All that said, a ZLL device is fully capable of joining (and participating as a router in) a ZHA network since there aren't any differences at the network layer to cause issues when used as a repeater. Note that ZHA devices cannot (and aren't designed to) join ZLL networks.
Furthermore the caveats in the mixed ZLL/ZHA scenario have been documented (in the spec linked above) and stated to be:
• ZHA and ZLL commands have different commands and can potentially have device ID conflicts.
• ZHA devices cannot join to ZLL networks because they do not have the requisite ZLL keys.
• For interoperability purposes, ZLL devices must maintain both ZHA and ZLL keys.
Also the document says this: "Additionally, a ZLL application can determine at runtime whether to operate as a ZLL or a ZHA device, depending on which type of network it occupies".
So once properly joined and functioning in a ZHA network, a ZLL device (including a bulb acting as a router) is designed to the same specs as a ZHA router, and fully capable of repeating frames for any device in the mesh.
Yet there were/are lots of reported problems with Zigbee bulbs. So why all the issues? I remember back in the 2016-era SmartThings days that folks having more than a certain number of OSRAM and Cree bulbs were seeing flaky behavior (the tipping point seemed to be more than 9 bulbs, IIRC).

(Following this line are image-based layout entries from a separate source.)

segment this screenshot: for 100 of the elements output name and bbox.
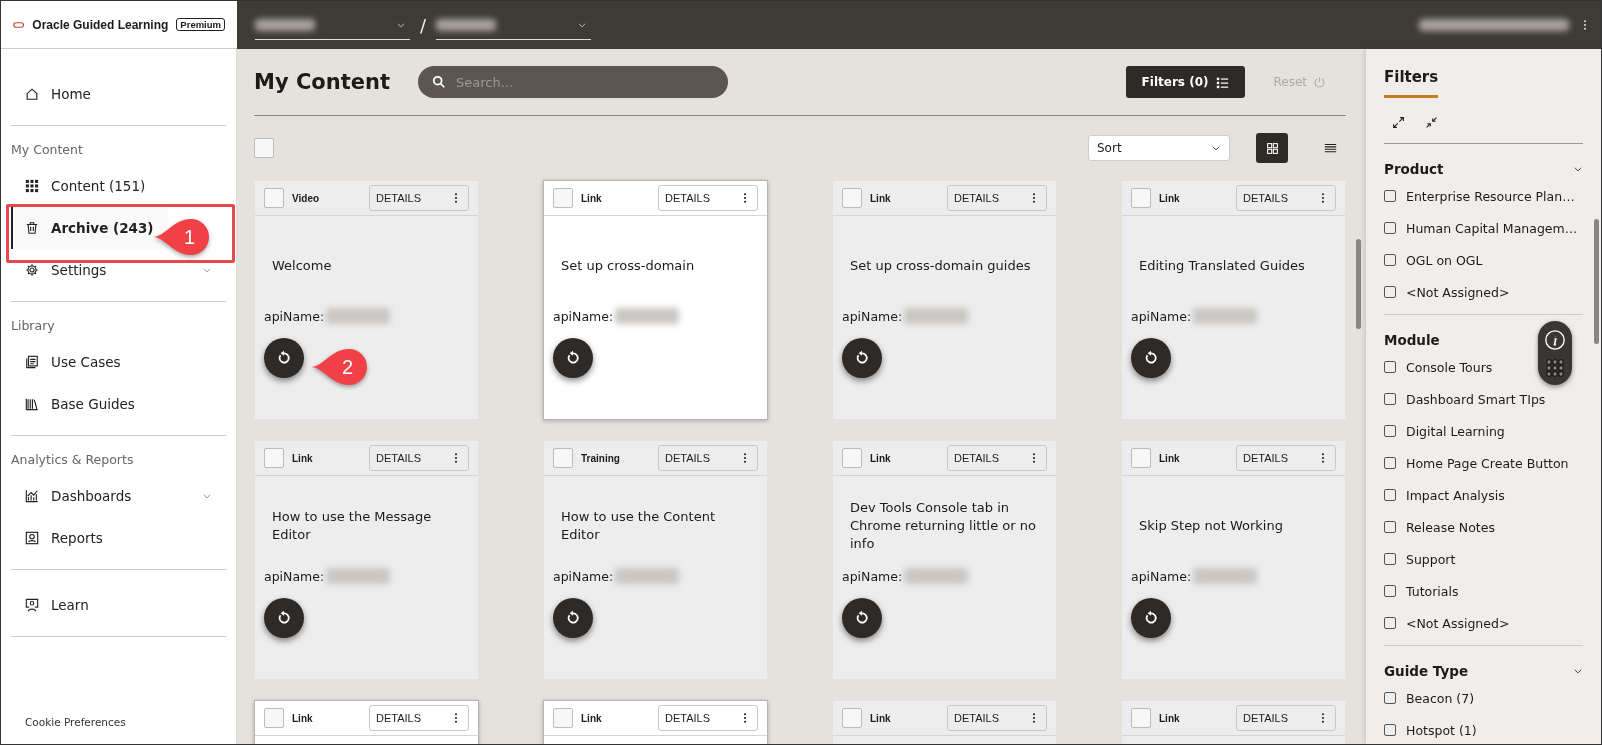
card-checkbox[interactable] [264,708,284,728]
sidebar-item[interactable]: Dashboards [11,475,226,517]
checkbox[interactable] [1384,692,1396,704]
content-card[interactable]: Link DETAILS Set up cross-domain apiName: [543,180,768,420]
filter-option[interactable]: <Not Assigned> [1384,607,1583,639]
card-checkbox[interactable] [842,448,862,468]
checkbox[interactable] [1384,425,1396,437]
checkbox[interactable] [1384,393,1396,405]
presenter-icon [25,598,39,612]
sidebar-item[interactable]: Settings [11,249,226,291]
restore-button[interactable] [842,598,882,638]
content-type: Link [292,712,313,724]
filter-option[interactable]: Tutorials [1384,575,1583,607]
scrollbar[interactable] [1594,219,1599,344]
checkbox[interactable] [1384,457,1396,469]
card-checkbox[interactable] [1131,708,1151,728]
content-card[interactable]: Link DETAILS [1121,700,1346,744]
content-card[interactable]: Link DETAILS Skip Step not Working apiName: [1121,440,1346,680]
filter-option[interactable]: Support [1384,543,1583,575]
card-title: How to use the Content Editor [561,508,716,544]
content-card[interactable]: Training DETAILS How to use the Content Editor apiName: [543,440,768,680]
details-button[interactable]: DETAILS [947,705,1047,731]
card-checkbox[interactable] [553,448,573,468]
checkbox[interactable] [1384,190,1396,202]
details-button[interactable]: DETAILS [369,705,469,731]
sidebar-item[interactable]: Reports [11,517,117,559]
card-checkbox[interactable] [842,708,862,728]
filter-option[interactable]: Release Notes [1384,511,1583,543]
card-checkbox[interactable] [1131,188,1151,208]
checkbox[interactable] [1384,361,1396,373]
help-widget[interactable] [1538,321,1572,385]
restore-button[interactable] [553,598,593,638]
card-checkbox[interactable] [264,448,284,468]
sidebar-item[interactable]: Use Cases [11,341,135,383]
details-button[interactable]: DETAILS [369,445,469,471]
content-card[interactable]: Link DETAILS Dev Tools Console tab in Chrome returning little or no info apiName: [832,440,1057,680]
filter-option[interactable]: Console Tours [1384,351,1583,383]
restore-button[interactable] [264,338,304,378]
restore-icon [1143,350,1159,366]
filter-option[interactable]: Digital Learning [1384,415,1583,447]
checkbox[interactable] [1384,553,1396,565]
content-card[interactable]: Link DETAILS [254,700,479,744]
restore-button[interactable] [1131,598,1171,638]
report-icon [25,531,39,545]
sidebar-item[interactable]: Home [11,73,105,115]
content-card[interactable]: Link DETAILS [543,700,768,744]
details-button[interactable]: DETAILS [1236,445,1336,471]
filter-option[interactable]: OGL on OGL [1384,244,1583,276]
search-field[interactable]: Search... [417,66,728,98]
sidebar-item[interactable]: Learn [11,584,103,626]
checkbox[interactable] [1384,222,1396,234]
sort-dropdown[interactable]: Sort [1088,135,1230,161]
details-button[interactable]: DETAILS [947,445,1047,471]
details-button[interactable]: DETAILS [658,705,758,731]
filter-option[interactable]: <Not Assigned> [1384,276,1583,308]
restore-button[interactable] [553,338,593,378]
details-button[interactable]: DETAILS [369,185,469,211]
filter-option[interactable]: Home Page Create Button [1384,447,1583,479]
filter-option[interactable]: Enterprise Resource Plan… [1384,180,1583,212]
card-checkbox[interactable] [553,188,573,208]
content-card[interactable]: Link DETAILS Set up cross-domain guides apiName: [832,180,1057,420]
sidebar-item[interactable]: Content (151) [11,165,160,207]
details-button[interactable]: DETAILS [1236,705,1336,731]
sidebar-item[interactable]: Base Guides [11,383,149,425]
grid-view-button[interactable] [1256,133,1288,163]
filter-group-toggle[interactable]: Product [1384,158,1583,180]
sidebar-item[interactable]: Archive (243) [11,207,168,249]
filter-option[interactable]: Human Capital Managem… [1384,212,1583,244]
select-all-checkbox[interactable] [254,138,274,158]
filter-option[interactable]: Impact Analysis [1384,479,1583,511]
restore-button[interactable] [1131,338,1171,378]
filter-group-toggle[interactable]: Guide Type [1384,660,1583,682]
scrollbar[interactable] [1356,239,1361,329]
card-checkbox[interactable] [264,188,284,208]
cookie-preferences-link[interactable]: Cookie Preferences [11,716,226,728]
content-card[interactable]: Link DETAILS [832,700,1057,744]
checkbox[interactable] [1384,617,1396,629]
filter-option[interactable]: Beacon (7) [1384,682,1583,714]
checkbox[interactable] [1384,286,1396,298]
card-checkbox[interactable] [553,708,573,728]
checkbox[interactable] [1384,489,1396,501]
checkbox[interactable] [1384,254,1396,266]
restore-button[interactable] [264,598,304,638]
filter-option[interactable]: Hotspot (1) [1384,714,1583,744]
card-checkbox[interactable] [842,188,862,208]
details-button[interactable]: DETAILS [658,445,758,471]
checkbox[interactable] [1384,521,1396,533]
details-button[interactable]: DETAILS [947,185,1047,211]
details-button[interactable]: DETAILS [658,185,758,211]
filters-button[interactable]: Filters (0) [1125,66,1246,98]
content-card[interactable]: Link DETAILS How to use the Message Editor apiName: [254,440,479,680]
details-button[interactable]: DETAILS [1236,185,1336,211]
content-card[interactable]: Link DETAILS Editing Translated Guides apiName: [1121,180,1346,420]
checkbox[interactable] [1384,724,1396,736]
card-checkbox[interactable] [1131,448,1151,468]
restore-button[interactable] [842,338,882,378]
checkbox[interactable] [1384,585,1396,597]
api-name-label: apiName: [264,308,325,324]
filter-group-toggle[interactable]: Module [1384,329,1583,351]
filter-option[interactable]: Dashboard Smart TIps [1384,383,1583,415]
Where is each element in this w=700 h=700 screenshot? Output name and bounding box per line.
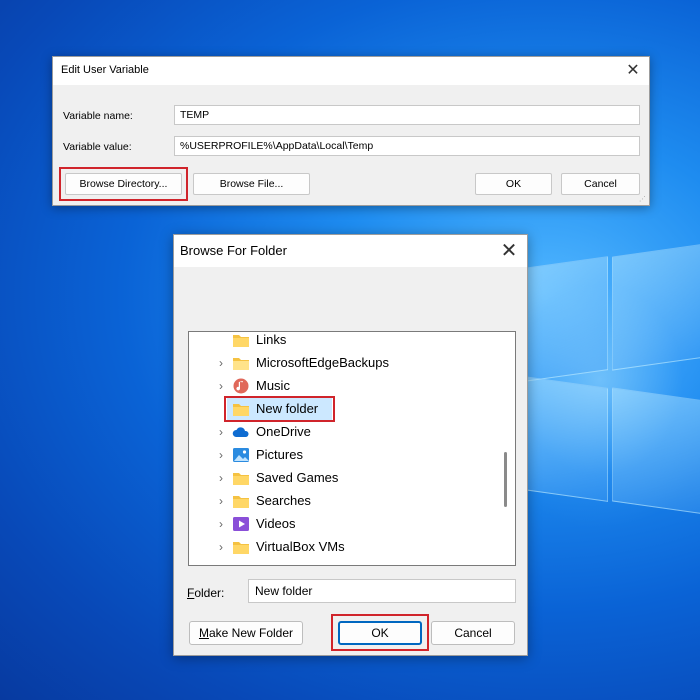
folder-tree[interactable]: Links › MicrosoftEdgeBackups › Music New… xyxy=(188,331,516,566)
tree-item-label: Pictures xyxy=(256,447,303,462)
tree-item[interactable]: › Saved Games xyxy=(189,467,499,489)
close-icon[interactable]: ✕ xyxy=(497,239,521,263)
folder-label-text: older: xyxy=(194,586,225,600)
music-icon xyxy=(233,378,249,394)
chevron-right-icon[interactable]: › xyxy=(215,355,227,371)
tree-item-label: MicrosoftEdgeBackups xyxy=(256,355,389,370)
folder-input[interactable]: New folder xyxy=(248,579,516,603)
tree-item[interactable]: › Pictures xyxy=(189,444,499,466)
tree-item-label: VirtualBox VMs xyxy=(256,539,345,554)
chevron-right-icon[interactable]: › xyxy=(215,539,227,555)
resize-grip-icon[interactable]: ⋰ xyxy=(639,195,646,203)
chevron-right-icon[interactable]: › xyxy=(215,516,227,532)
tree-item-selected[interactable]: New folder xyxy=(189,396,499,422)
folder-icon xyxy=(233,358,249,370)
tree-item[interactable]: Links xyxy=(189,332,499,351)
dialog-title: Browse For Folder xyxy=(180,243,287,258)
tree-item-label: Music xyxy=(256,378,290,393)
folder-icon xyxy=(233,473,249,485)
folder-icon xyxy=(233,496,249,508)
make-new-folder-text: ake New Folder xyxy=(208,626,294,640)
pictures-icon xyxy=(233,448,249,462)
tree-item[interactable]: › MicrosoftEdgeBackups xyxy=(189,352,499,374)
tree-item-label: OneDrive xyxy=(256,424,311,439)
tree-item[interactable]: › Searches xyxy=(189,490,499,512)
chevron-right-icon[interactable]: › xyxy=(215,447,227,463)
tree-item-label: Saved Games xyxy=(256,470,339,485)
tree-item-label: Links xyxy=(256,332,287,347)
chevron-right-icon[interactable]: › xyxy=(215,470,227,486)
chevron-right-icon[interactable]: › xyxy=(215,424,227,440)
close-icon[interactable]: ✕ xyxy=(623,61,643,81)
chevron-right-icon[interactable]: › xyxy=(215,378,227,394)
videos-icon xyxy=(233,517,249,531)
folder-icon xyxy=(233,335,249,347)
windows-logo xyxy=(524,232,700,572)
variable-name-input[interactable]: TEMP xyxy=(174,105,640,125)
cloud-icon xyxy=(232,427,249,437)
tree-item[interactable]: › Videos xyxy=(189,513,499,535)
scrollbar-thumb[interactable] xyxy=(504,452,507,507)
chevron-right-icon[interactable]: › xyxy=(215,493,227,509)
tree-item[interactable]: › OneDrive xyxy=(189,421,499,443)
dialog-title: Edit User Variable xyxy=(61,64,149,76)
dialog-title-bar: Browse For Folder ✕ xyxy=(174,235,527,267)
variable-value-label: Variable value: xyxy=(63,141,132,153)
variable-name-label: Variable name: xyxy=(63,110,133,122)
folder-icon xyxy=(233,542,249,554)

One of the earliest OSRAM bulb firmware updates was pushed to supposedly fix a buffer overrun issue (it was followed by a couple more firmware updates, maybe it took a couple iterations to fix this problem). Not sure that Cree ever pushed any firmware updates for its product line; their Zigbee Connected bulbs seem to be gone from the big box stores now.
Perhaps early OSRAM/Cree firmware issues have been conflated with the ZHA/ZLL profile differences?
For the record I use 7 old Zigbee bulbs (4 OSRAM at the latest firmware; 3 Cree with their original firmware). XCTU shows that a couple of the OSRAMs are routers in the mesh. They are trouble free with the exception of one in an outdoor fixture that periodically (every 3 months or so) needs to be factory reset to start working again.
On paper, sure, but we know that manufacturers don’t always meet the specs no matter zll, zha, or 3.0 (I’m looking at you, Enbrighten Zigbee dimmers).
In my case it was somewhere around 45 bulbs with Ledvance only bulbs. It seemed to be fewer with Osram, which used a different zigbee chip than Ledvance did for bulbs that strangely carried the same model number. The bulbs burned out so fast that they had all been replaced under warranty with the Ledvance version before the warranty was up.
I think it probably also has a lot to do with transmission and reception power of certain devices. Notable is that the bulbs seemed to always register around -70 to -80, even within 10 feet of the hub. Much lower than any of my Samsung outlets or GE dimmers. I had to keep a few extra repeaters on the bulb mesh for reliability a couple years ago when I added my second HE.
Yes that would make sense; the bulbs have enough compute power (all have 32-bit ARM Cortex cores) but who knows how good the antennas are with that form factor.
Hey Ken, How high was the HO recessed's output? I have the std. recessed RGBW, which have been great (73858) and are 65 watts/800 lumen. I paid 11.00 per light. Amazon has them now at $100.00 per light !! What the hell do they think they are? Hue or something...
1400 lm. I bought a few of them for $25 each on sale (sold by Amazon) a couple years ago and bought a couple more back in October for $50 each just because I like them so much (don’t know where they are going yet).
I can't find then, except for 100+ each. If you should decide to let them go, please keep me in mind.